Quote:
Great! Let me know when you have some results!
Well, I am not sure if you or anyone else will find the following graphs useful, but here is what I got using a pair of ~55.5 Ohm resistors as a test load on the headphone output (the 1/4" rear one, not the front panel which could be worse) of the Xonar STX, and with test methods discussed
here. I did not use any $20000 gear, so take the results with a grain of salt (but they should not be very inaccurate if no mistake was made). All of these were created at a DAC sample rate of 48 kHz, as the DAC works worse at 44.1 kHz and its multiples, and the tests are focused on amplifier performance. The reference (0 dBFS) level is 2 Vrms, which allows for a fairly loud ~109 dB SPL with the LCD-2. At the highest gain and full volume, the card can output ~5.9 Vrms to the resistors; this agrees with what is expected from the ~7 Vrms unloaded maximum output and slightly more than 10 Ohms of output impedance, so there will probably be no issues with current limiting/lack of power, at least not with the version of the card I tested. The noise level (A-weighted) is -102.3 dB at 44100 Hz, and -109.5 dB at 48000 Hz; even the 44100 Hz value is low enough so that the actual noise SPL should be less than 10 dB and likely not audible in practice.

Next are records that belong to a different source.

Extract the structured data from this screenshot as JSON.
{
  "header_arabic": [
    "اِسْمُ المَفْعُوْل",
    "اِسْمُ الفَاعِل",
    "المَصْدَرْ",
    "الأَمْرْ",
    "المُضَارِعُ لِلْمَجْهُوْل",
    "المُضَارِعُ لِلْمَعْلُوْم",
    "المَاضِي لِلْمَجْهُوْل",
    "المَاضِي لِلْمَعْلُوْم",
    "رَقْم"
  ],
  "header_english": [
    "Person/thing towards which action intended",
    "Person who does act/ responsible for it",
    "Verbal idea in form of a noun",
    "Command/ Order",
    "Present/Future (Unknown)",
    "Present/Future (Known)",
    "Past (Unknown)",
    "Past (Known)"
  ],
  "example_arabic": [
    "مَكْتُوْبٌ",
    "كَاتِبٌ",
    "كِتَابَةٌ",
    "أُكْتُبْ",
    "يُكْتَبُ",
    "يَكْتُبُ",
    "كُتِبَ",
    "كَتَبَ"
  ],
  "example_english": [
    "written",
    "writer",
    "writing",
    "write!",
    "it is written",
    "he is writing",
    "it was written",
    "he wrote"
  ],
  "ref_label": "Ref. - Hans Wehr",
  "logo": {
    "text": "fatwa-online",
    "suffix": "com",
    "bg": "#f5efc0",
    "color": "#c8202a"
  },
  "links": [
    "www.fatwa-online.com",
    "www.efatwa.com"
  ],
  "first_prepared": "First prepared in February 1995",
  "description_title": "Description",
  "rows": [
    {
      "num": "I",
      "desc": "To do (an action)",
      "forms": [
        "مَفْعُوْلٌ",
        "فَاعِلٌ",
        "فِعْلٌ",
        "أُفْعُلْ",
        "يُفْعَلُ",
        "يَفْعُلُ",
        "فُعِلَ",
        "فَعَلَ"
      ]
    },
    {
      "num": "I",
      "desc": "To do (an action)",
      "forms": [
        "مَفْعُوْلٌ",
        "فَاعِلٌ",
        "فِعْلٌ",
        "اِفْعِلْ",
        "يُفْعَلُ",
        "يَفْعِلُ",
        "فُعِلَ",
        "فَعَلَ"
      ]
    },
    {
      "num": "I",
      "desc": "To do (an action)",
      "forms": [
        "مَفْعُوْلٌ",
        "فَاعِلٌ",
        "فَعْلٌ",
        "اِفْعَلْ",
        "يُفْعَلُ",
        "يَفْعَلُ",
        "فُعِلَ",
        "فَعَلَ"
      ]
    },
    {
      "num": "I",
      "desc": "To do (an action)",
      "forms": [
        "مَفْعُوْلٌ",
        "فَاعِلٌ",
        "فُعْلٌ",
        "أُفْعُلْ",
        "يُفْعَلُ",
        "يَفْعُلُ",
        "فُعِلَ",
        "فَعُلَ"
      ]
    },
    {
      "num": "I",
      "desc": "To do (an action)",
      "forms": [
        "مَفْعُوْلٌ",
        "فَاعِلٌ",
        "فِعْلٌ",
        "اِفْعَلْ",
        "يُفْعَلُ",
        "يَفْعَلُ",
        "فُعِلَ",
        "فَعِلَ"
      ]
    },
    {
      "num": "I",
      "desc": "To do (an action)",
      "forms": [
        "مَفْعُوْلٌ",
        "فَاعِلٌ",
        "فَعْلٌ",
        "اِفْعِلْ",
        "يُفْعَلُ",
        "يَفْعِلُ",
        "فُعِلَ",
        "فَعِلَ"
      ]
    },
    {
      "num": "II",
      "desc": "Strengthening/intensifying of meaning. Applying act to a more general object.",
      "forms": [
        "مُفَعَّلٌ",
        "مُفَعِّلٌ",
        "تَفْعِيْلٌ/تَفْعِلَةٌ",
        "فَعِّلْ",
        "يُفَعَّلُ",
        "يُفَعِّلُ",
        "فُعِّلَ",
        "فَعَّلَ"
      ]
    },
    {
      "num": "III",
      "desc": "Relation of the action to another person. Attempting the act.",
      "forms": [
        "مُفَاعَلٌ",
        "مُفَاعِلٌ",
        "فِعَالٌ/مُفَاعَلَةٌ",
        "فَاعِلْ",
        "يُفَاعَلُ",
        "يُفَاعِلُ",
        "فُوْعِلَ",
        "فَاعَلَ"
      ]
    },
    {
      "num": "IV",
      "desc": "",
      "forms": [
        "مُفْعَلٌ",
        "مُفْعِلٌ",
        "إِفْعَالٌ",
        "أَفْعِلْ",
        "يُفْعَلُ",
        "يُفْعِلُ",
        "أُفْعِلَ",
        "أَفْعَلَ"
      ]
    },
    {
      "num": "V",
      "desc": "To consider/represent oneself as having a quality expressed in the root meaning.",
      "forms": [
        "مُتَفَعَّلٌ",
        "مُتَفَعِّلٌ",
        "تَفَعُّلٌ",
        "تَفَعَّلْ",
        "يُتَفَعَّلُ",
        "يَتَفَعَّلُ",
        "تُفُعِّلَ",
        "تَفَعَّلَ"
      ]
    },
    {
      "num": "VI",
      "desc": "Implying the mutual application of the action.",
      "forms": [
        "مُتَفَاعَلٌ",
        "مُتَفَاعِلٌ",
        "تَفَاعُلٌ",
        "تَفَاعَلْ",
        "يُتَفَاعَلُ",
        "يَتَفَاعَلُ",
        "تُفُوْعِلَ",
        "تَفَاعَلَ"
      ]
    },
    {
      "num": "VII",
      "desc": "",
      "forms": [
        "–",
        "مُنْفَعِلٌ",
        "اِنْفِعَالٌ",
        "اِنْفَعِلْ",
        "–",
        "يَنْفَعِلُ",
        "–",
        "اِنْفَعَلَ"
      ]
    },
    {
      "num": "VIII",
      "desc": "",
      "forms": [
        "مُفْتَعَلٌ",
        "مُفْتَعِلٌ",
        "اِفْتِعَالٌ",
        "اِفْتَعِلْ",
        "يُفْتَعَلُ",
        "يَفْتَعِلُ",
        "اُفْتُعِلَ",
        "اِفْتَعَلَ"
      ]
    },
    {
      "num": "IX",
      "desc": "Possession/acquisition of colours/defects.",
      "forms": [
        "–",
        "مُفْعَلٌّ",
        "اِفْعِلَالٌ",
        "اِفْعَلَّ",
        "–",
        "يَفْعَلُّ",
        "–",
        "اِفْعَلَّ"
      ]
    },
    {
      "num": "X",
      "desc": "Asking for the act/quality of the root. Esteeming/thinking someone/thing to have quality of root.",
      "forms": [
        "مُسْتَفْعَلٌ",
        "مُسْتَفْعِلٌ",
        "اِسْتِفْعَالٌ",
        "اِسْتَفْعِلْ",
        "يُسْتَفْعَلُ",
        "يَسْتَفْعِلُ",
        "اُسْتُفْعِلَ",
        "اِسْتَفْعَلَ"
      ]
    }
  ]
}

Edit: the headphone output has a DC offset of about 23 mV with this load; this is relatively high, but I do not think it is a problem for the LCD-2.
Frequency response (normalized), and noise floor (48 kHz, at 44.1 kHz, there would be additional noise from the DAC); ignore the slight bass roll-off, it comes from the ADC, not the output:
Harmonic distortion spectrum at 20 Hz, 1000 Hz, and 20000 Hz at 0 dBFS (2 Vrms). On the 20 kHz graph, the high noise floor is the result of noise shaping used in the ADC/DAC, you can ignore it. The TPA6120 distorts more at low frequencies, but fortunately low frequency distortion is also not very audible.
The bottom right graph shows the crosstalk vs. frequency (green: L->R, red: R->L); the main source of crosstalk is the ground impedance, therefore, it does not change much as a function of frequency. It is low enough not to be an issue.
Intermodulation distortion, 19+20 kHz (1:1) and 60+7000 Hz (4:1). The latter is also shown with the distortion products around 7000 Hz zoomed in. These were also tested with full scale 5.6 Vpp signals.
THD up to 7th order with both channels driven vs. level (30 kHz bandwidth, red: 100 Hz, yellow: 1 kHz, green: 10 kHz), and frequency (red: 0 dBFS/60 kHz bandwidth, yellow: -10 dBFS/40 kHz bandwidth, green: -20 dBFS/20 kHz bandwidth). At low levels/high frequency, the result is mostly noise. However, the weird "bumps" on the 10 kHz THD vs. level traces are actual 3rd order distortion. Note that the X axis on the first graph is actually in mVrms units, ignore the "Hz":
Edit: replaced the THD vs. level graph with a new one that is less noisy and extends to lower levels.
THD with only one channel driven at 0 dBFS, and 50 kHz bandwidth (green: left, red: right). The lower traces are cross-channel distortion, i.e. THD products leaking into the other channel. These are dominated by noise at high frequencies.